Biden signs Mandela condolence book at embassy
Dec. 09, 2013
WASHINGTON (AP) — Vice President Joe Biden honored the memory of anti-apartheid leader Nelson Mandela Monday by making an inscription in a condolence book at the South African Embassy that said Americans will strive to live by his example.
Biden's visit came as President Barack Obama was traveling to Johannesburg to speak at Mandela's memorial service Tuesday. Biden plans to speak Wednesday at a Mandela memorial service at the National Cathedral in Washington.
Biden and wife Jill took a short motorcade ride across the street from their residence to the embassy on a cold, drizzly Monday morning. Stopping out front to look at the newly installed statue of Mandela, Biden called him "the most remarkable man I met in my whole career."

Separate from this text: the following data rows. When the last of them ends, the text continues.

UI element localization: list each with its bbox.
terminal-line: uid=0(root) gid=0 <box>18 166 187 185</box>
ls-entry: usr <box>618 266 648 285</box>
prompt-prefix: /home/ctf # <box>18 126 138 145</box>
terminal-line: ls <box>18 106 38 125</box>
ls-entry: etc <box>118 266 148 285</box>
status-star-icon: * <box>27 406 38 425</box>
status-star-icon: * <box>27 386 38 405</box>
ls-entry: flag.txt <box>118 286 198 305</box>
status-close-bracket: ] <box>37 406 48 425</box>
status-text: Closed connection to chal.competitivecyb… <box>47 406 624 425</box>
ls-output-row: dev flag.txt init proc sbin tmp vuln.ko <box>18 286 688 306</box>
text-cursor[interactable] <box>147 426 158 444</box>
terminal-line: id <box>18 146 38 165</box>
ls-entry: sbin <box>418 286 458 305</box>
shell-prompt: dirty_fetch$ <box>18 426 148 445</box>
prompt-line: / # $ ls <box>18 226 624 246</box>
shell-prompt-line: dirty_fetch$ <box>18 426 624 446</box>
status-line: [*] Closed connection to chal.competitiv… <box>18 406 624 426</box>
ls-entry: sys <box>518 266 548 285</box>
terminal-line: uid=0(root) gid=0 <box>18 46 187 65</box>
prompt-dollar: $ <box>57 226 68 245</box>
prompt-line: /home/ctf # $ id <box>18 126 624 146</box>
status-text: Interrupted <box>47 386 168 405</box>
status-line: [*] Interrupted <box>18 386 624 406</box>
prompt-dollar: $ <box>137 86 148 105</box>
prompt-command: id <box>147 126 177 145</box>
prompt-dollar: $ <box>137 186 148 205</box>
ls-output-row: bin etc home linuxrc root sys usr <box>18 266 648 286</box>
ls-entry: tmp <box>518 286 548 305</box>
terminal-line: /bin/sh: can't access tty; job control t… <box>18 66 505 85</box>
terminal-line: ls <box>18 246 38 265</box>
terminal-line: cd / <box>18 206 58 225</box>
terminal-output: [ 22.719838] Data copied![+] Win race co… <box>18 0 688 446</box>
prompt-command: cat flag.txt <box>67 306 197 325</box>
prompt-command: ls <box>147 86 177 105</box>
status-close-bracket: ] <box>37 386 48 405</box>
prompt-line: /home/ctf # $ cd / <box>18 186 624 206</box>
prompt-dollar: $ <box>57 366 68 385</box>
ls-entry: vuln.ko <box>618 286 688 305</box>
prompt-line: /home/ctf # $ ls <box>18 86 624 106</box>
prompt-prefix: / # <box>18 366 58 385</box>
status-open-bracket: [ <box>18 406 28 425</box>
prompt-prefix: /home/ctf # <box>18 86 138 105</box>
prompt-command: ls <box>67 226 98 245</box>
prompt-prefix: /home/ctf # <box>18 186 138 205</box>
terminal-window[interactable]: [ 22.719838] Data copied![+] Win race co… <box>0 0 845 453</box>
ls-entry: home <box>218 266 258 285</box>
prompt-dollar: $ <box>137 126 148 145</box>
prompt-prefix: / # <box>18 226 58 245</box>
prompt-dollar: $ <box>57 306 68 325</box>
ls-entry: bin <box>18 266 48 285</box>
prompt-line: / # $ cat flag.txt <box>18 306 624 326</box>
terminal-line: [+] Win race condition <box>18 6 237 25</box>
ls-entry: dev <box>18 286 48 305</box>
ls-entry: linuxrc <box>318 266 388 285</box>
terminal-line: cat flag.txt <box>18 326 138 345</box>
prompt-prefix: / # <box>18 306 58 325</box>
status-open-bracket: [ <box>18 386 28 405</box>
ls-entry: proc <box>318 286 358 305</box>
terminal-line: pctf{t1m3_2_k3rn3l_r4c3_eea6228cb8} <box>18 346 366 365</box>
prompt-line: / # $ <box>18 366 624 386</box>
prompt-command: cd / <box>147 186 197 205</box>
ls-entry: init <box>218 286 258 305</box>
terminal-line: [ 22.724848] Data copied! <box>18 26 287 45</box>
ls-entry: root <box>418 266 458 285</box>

Biden recalled traveling to South Africa in 1977 to meet with anti-apartheid leaders, but he was unable to meet with Mandela because he was in the midst of a 27-year prison sentence. Biden said after Mandela was freed and became the first black South African president in 1994, Mandela came to visit Biden and thank him for his support.
"We're not going to see the likes of this guy for a long, long, long time," Biden told reporters.
Biden sat at a small table flanked with two candles inside the embassy and wrote out condolences on behalf of the American people.
"Through his unflagging, unflinching commitment to human dignity and his willingness to forgive, he inspired us and challenged us all to do better," Biden wrote. "He once said that 'a good head and a good heart is a formidable combination.' Mandela's head and heart lifted a nation to freedom. We will continue to keep his spirit alive and strive to live by his example."